Le soleil est haut dans le ciel, c’est un beau jour d’été. Il fait chaud, l’air est lourd, pas un souffle de vent. L’homme dort à même le sol, sommeil d’ivrogne, lourd et fatigué. Il a échoué là, sur le trottoir, sans savoir où il est, ce qu’il fait là. Il a fermé les yeux et tout oublié. Son souffle est épais, aviné, troublé. Je l’entends, passant à ses côtés, je l’observe à peine, gêné. Regarder quelqu’un qui dort c’est troublant, de l’intimité dans le sommeil et nos rêves inavoués. Le rebord du pont lui sert d’inconfortable oreiller, il ne s’en rend même plus compte. La pierre nue est plus douce que la douleur de son sommeil, ses rêves agités. Il a fermé les yeux, il ne me voit pas, mais tous les passants alentour m’observent quand je fais mine de m’arrêter à sa hauteur, lui prêter secours ? Mon regard devient suspect dans son suspens, je dois faire quelque chose mais rester là et l’observer c’est indécent, obscène. Observer de près rend vulnérable et accessible aux gens, aux lieux.

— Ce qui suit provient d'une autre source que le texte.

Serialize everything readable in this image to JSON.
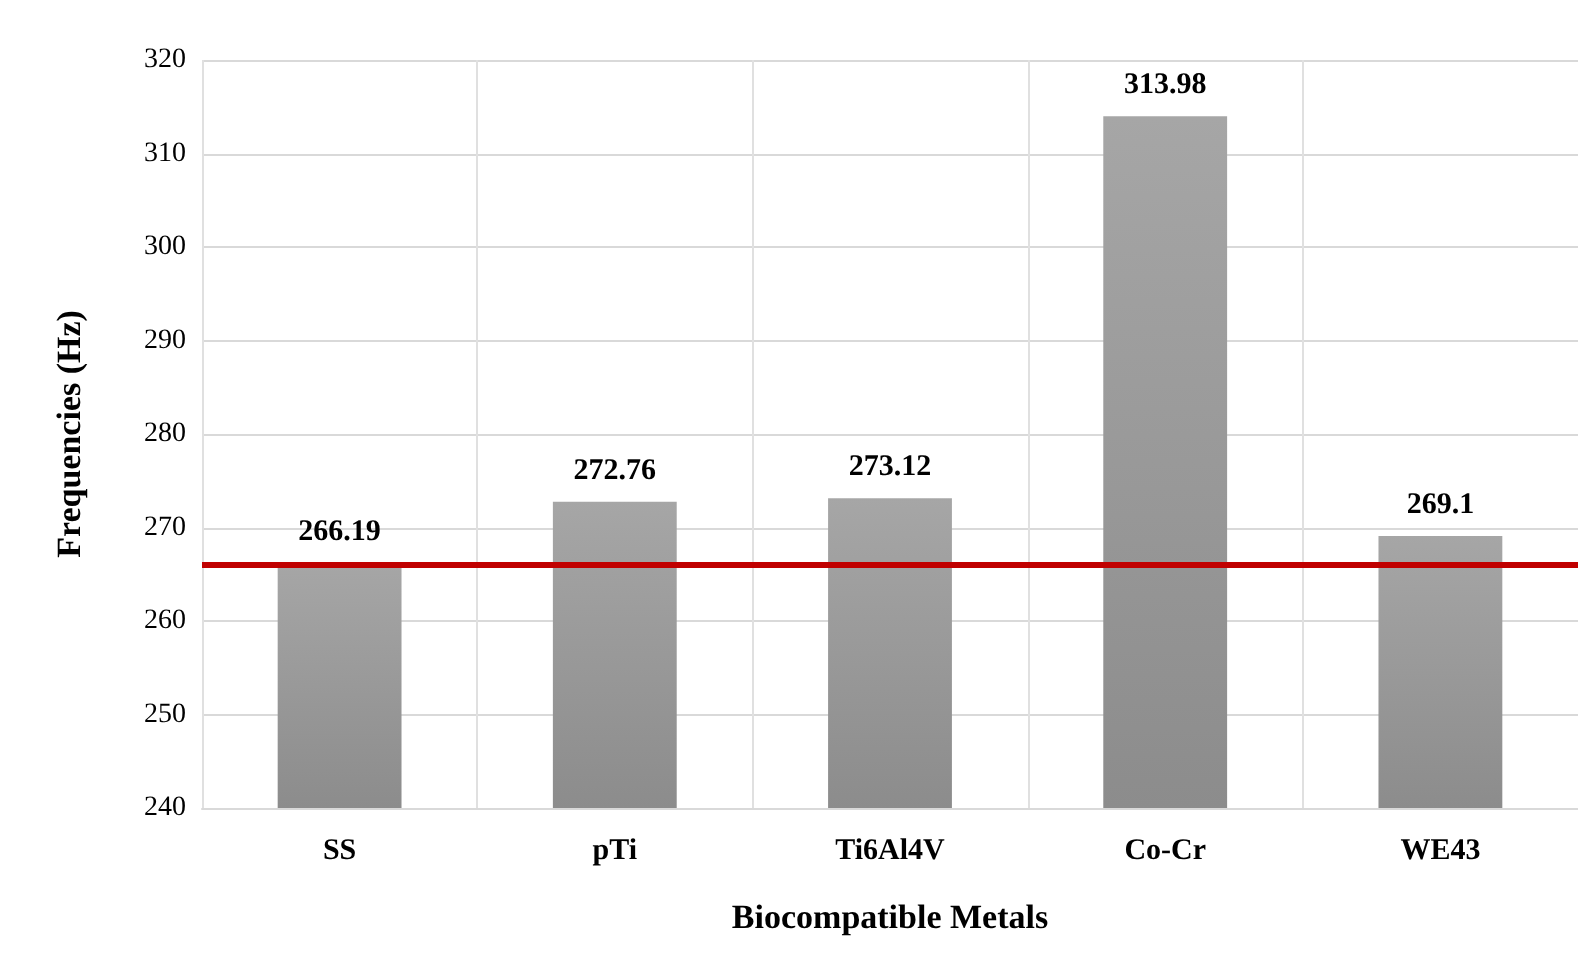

On marche des heures durant, au hasard des rues et des rencontres. Les bâtiments, les passants, ou le sens de la circulation sont autant de rencontres que l’on fait en ville quand on marche. Dans ce quartier qui mêle ancien et moderne, une église derrière un grand mur d’enceinte, on regarde un moment ce bâtiment avant de se rendre compte qu’une porte un peu plus loin nous permet d’y entrer. C’est une sorte d’îlot isolé, à l’abri du bruit, de la circulation et des regards. L’accès n’est pas réservé, facile d’y entrer, pourtant plus personne ne vient là, le lieu est abandonné. L’église est fermée depuis si longtemps, plus personne n’y entre. À l’ombre du vieil arbre, une cabane de chantier, l’hôpital est en travaux. Abandonnée là comme un vieux jouet et depuis si longtemps, qu’on a déposé contre elle de vieilles planches, cadres et montants de fenêtres, vitres cassés, détritus de travaux, matériels abandonnés, bien disposés les uns contre les autres comme des livres dans une bibliothèque.

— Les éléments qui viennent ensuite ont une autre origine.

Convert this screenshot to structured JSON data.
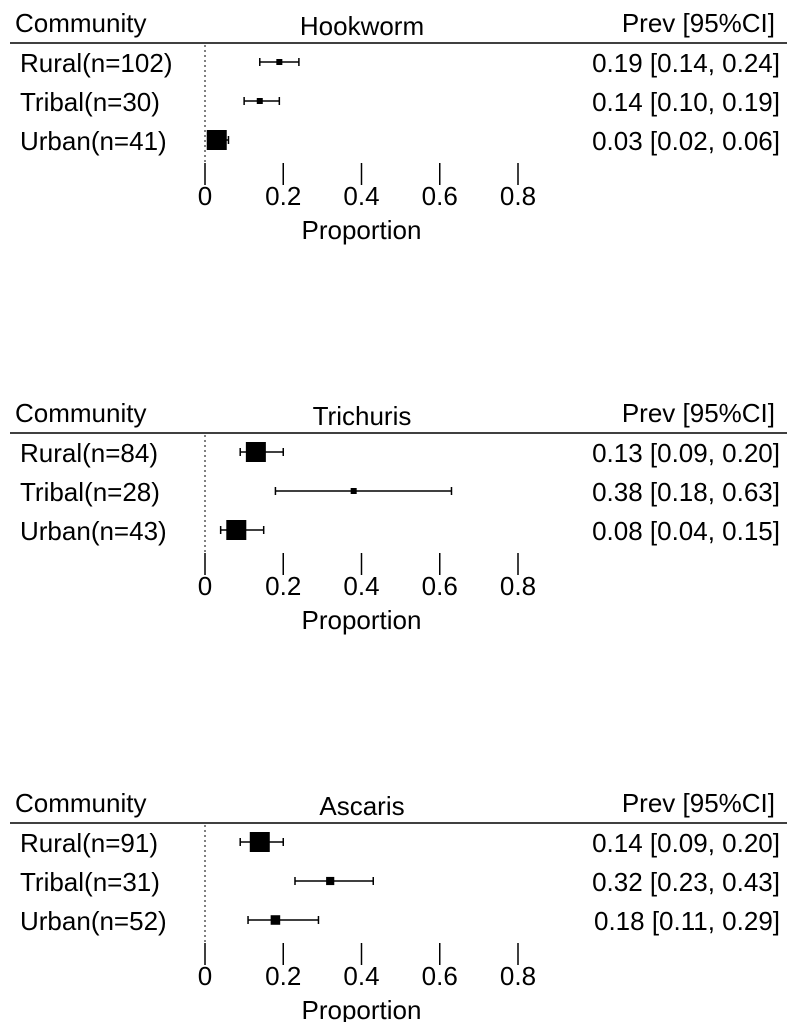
{
  "chart_data": [
    {
      "type": "forest",
      "title": "Hookworm",
      "group_header": "Community",
      "value_header": "Prev [95%CI]",
      "categories": [
        "Rural(n=102)",
        "Tribal(n=30)",
        "Urban(n=41)"
      ],
      "values": [
        0.19,
        0.14,
        0.03
      ],
      "lower": [
        0.14,
        0.1,
        0.02
      ],
      "upper": [
        0.24,
        0.19,
        0.06
      ],
      "value_labels": [
        "0.19 [0.14, 0.24]",
        "0.14 [0.10, 0.19]",
        "0.03 [0.02, 0.06]"
      ],
      "color": "#000000",
      "xlim": [
        0,
        0.8
      ],
      "xticks": [
        0,
        0.2,
        0.4,
        0.6,
        0.8
      ],
      "xlabel": "Proportion"
    },
    {
      "type": "forest",
      "title": "Trichuris",
      "group_header": "Community",
      "value_header": "Prev [95%CI]",
      "categories": [
        "Rural(n=84)",
        "Tribal(n=28)",
        "Urban(n=43)"
      ],
      "values": [
        0.13,
        0.38,
        0.08
      ],
      "lower": [
        0.09,
        0.18,
        0.04
      ],
      "upper": [
        0.2,
        0.63,
        0.15
      ],
      "value_labels": [
        "0.13 [0.09, 0.20]",
        "0.38 [0.18, 0.63]",
        "0.08 [0.04, 0.15]"
      ],
      "color": "#000000",
      "xlim": [
        0,
        0.8
      ],
      "xticks": [
        0,
        0.2,
        0.4,
        0.6,
        0.8
      ],
      "xlabel": "Proportion"
    },
    {
      "type": "forest",
      "title": "Ascaris",
      "group_header": "Community",
      "value_header": "Prev [95%CI]",
      "categories": [
        "Rural(n=91)",
        "Tribal(n=31)",
        "Urban(n=52)"
      ],
      "values": [
        0.14,
        0.32,
        0.18
      ],
      "lower": [
        0.09,
        0.23,
        0.11
      ],
      "upper": [
        0.2,
        0.43,
        0.29
      ],
      "value_labels": [
        "0.14 [0.09, 0.20]",
        "0.32 [0.23, 0.43]",
        "0.18 [0.11, 0.29]"
      ],
      "color": "#000000",
      "xlim": [
        0,
        0.8
      ],
      "xticks": [
        0,
        0.2,
        0.4,
        0.6,
        0.8
      ],
      "xlabel": "Proportion"
    }
  ]
}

Dix ans plus tard, au même endroit, sur le pont de la rue Louis Blanc qui se profile au-dessus du Canal Saint-Martin, je retrouve un homme à la rue, profondément endormi sur le maigre rebord du pont métallique, deux sacs plastiques comme des oreillers improvisés aux allures de sacs de lestage, dans l’inconfort d’une position précaire et instable que seule justifie la lourdeur d’un sommeil sans rêves. Tel un cadavre sans sépulture, une statue descendue à la hâte de son piédestal, abandonnée dans la précipitation des événements. Le temps passe, on dira que rien ne change, ce n’est pas vrai, ce n’est pas juste. Il y a certaines choses qui empirent. Cet homme est à la rue mais personne ne le remarque plus. Il se fond avec le décor. Il est devenu invisible. La crasse de ses vêtements se confond avec la saleté des trottoirs, la pollution de la pierre, son usure, et la rouille du pont. Il respire encore, mais aucun de ses membres ne bougent, il est parfaitement immobile. Une pierre. Un gisant.